Gender Equality Reforms in United Nations Mediation

-

Location: C103, Hesburgh Center for International Studies

Catriona

Catriona Standfield

Postdoctoral scholar, Kroc Institute Visiting Research Fellow

The United Nations Women, Peace, and Security (WPS) Agenda calls for the inclusion of women and gender issues in conflict mediation. Yet United Nations-brokered peace processes remain male-dominated and focused on masculinized security issues. Despite some progress, mediation is one of the areas of peace and security that has been least responsive to the WPS Agenda. There have been some successes: UN Security Council resolution 1325 has codified a norm of gender equality and increased the number of gender-sensitive clauses in peace agreements.

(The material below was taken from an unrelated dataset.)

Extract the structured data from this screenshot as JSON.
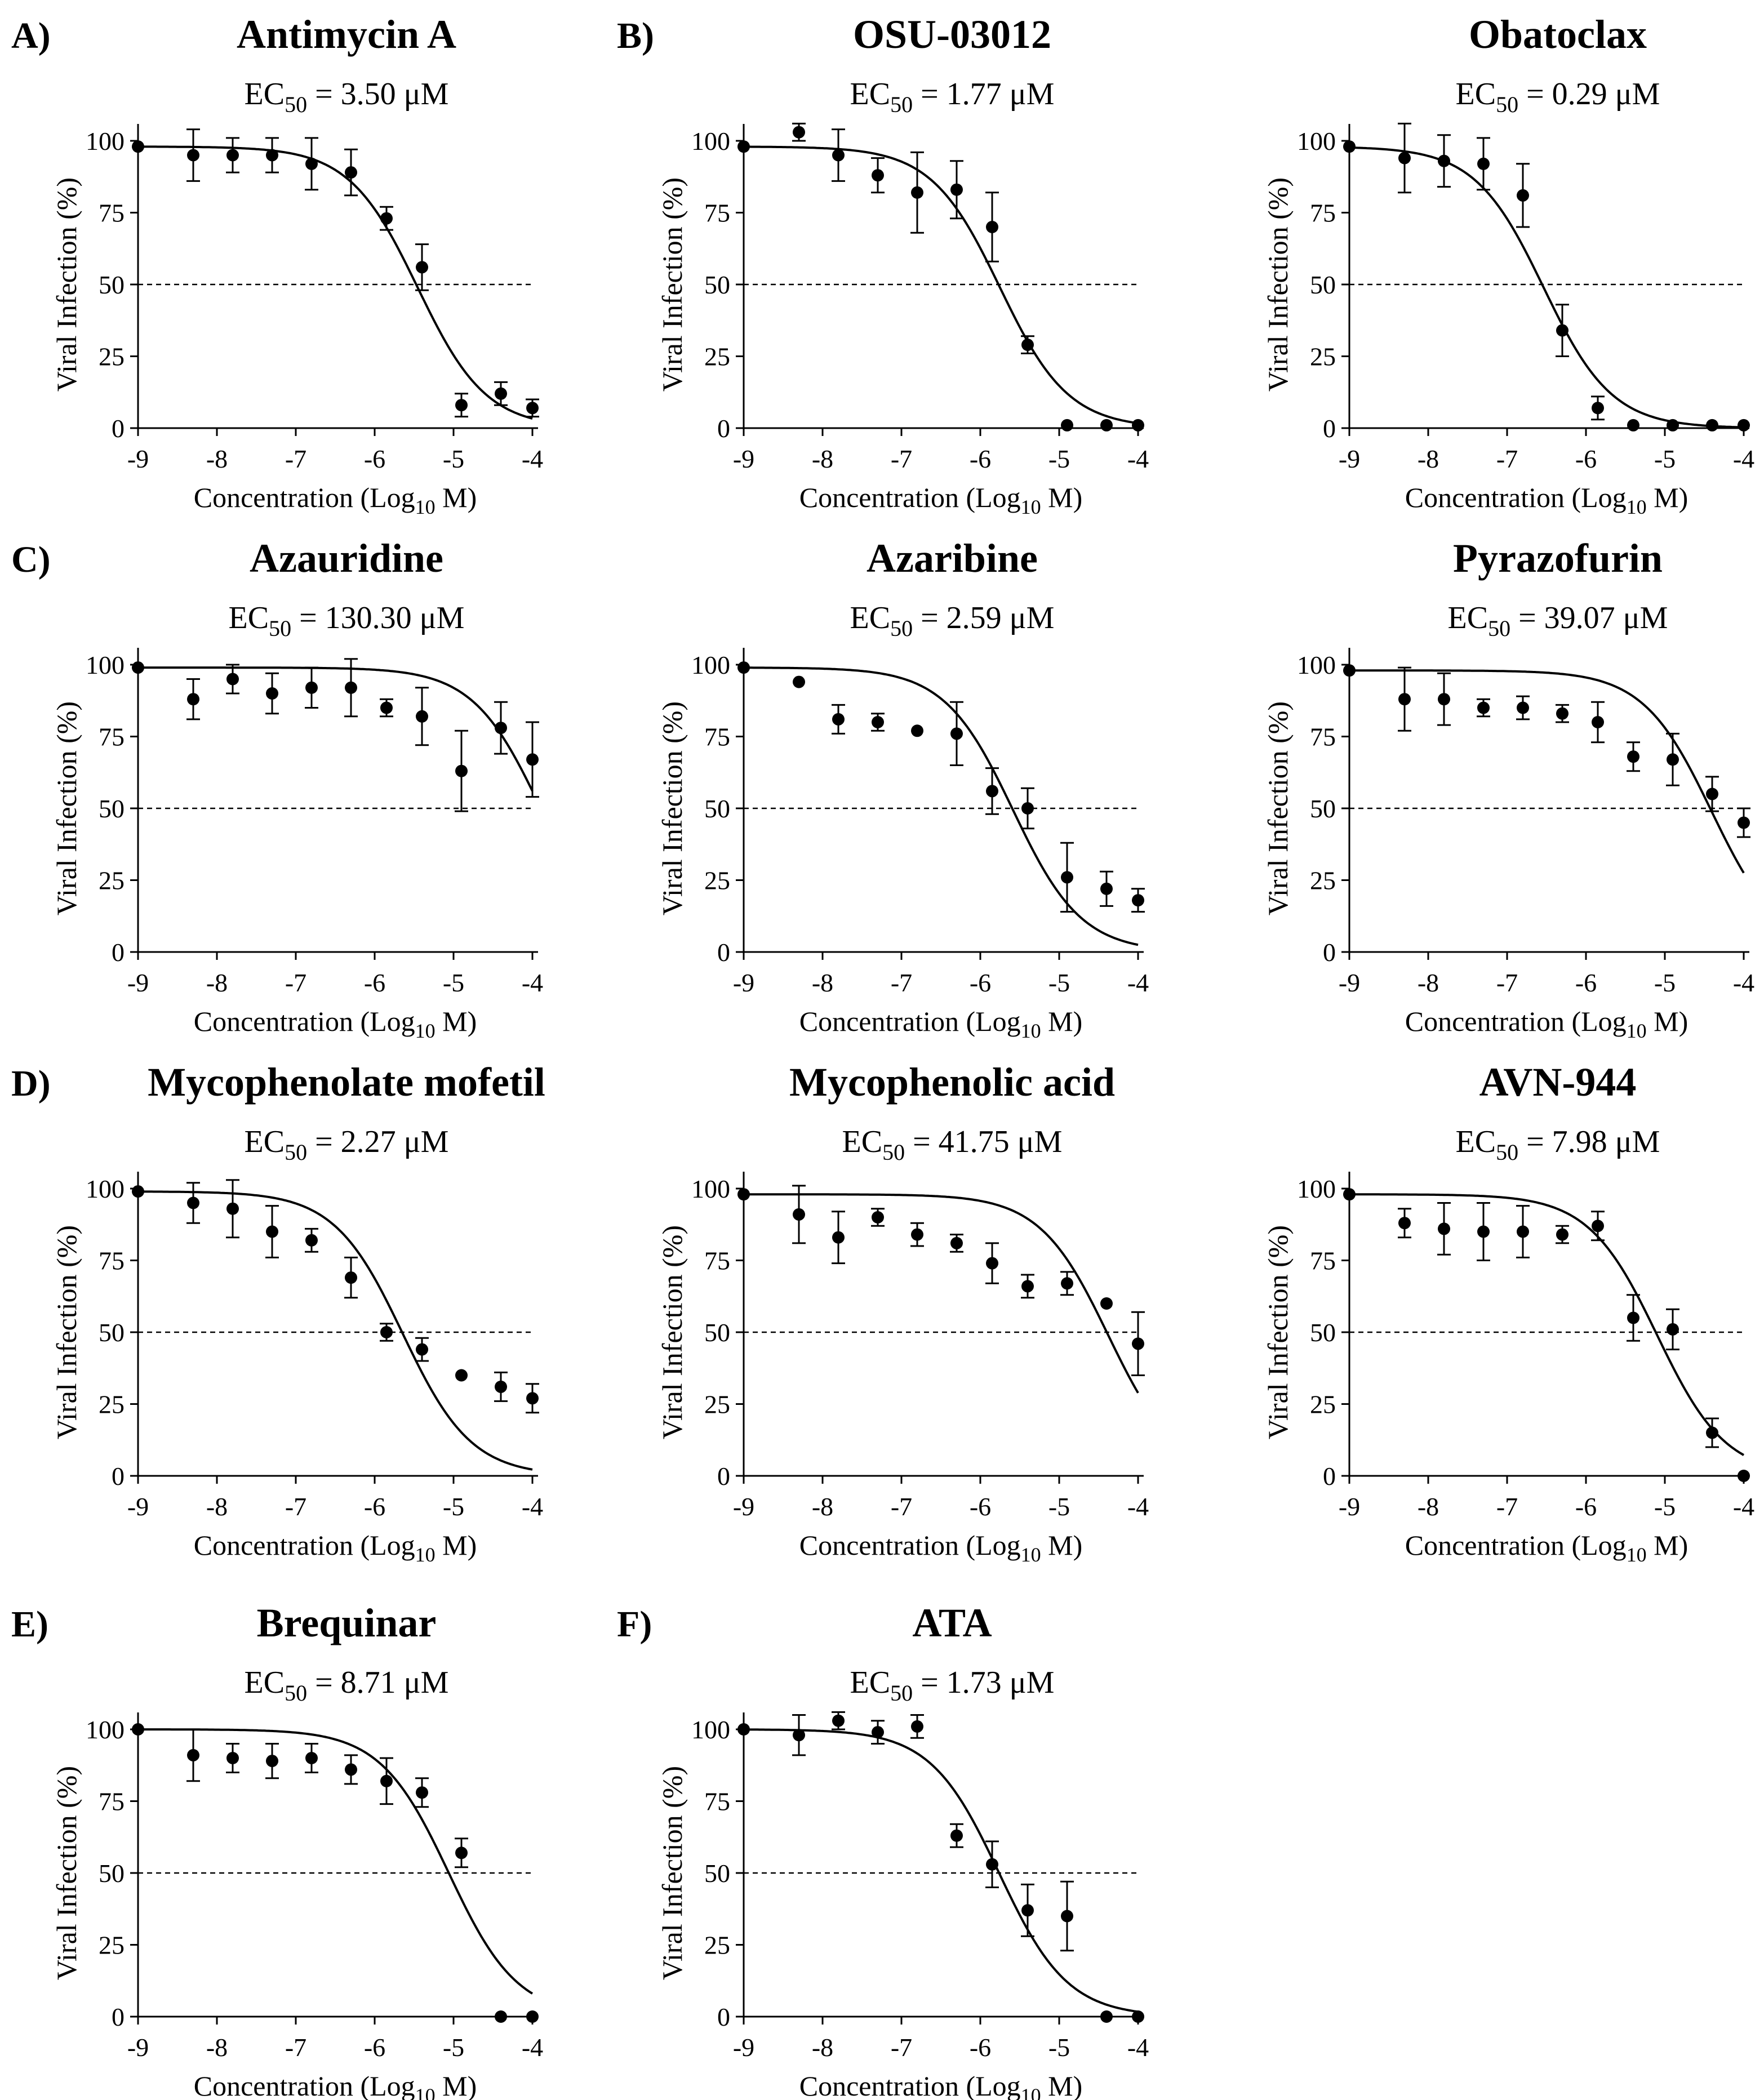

However, less than a third of all agreements since 2000 include language on gender, and women remain marginalized from political decisionmaking. I argue that we can understand the challenges to incorporating the WPS Agenda by examining the changes UN mediation has undergone in the post-Cold War era. UN mediation has moved from being seen as a diplomatic art to a professionalized science. Narratives about mediation as an "art" or as a "science" have distinct implications for how the WPS Agenda is implemented in UN mediation. In this talk, I will draw on evidence from my book project to demonstrate how mediation narratives inform the different ways the WPS Agenda has failed to reach its goals of making mediation more inclusive and gender-sensitive.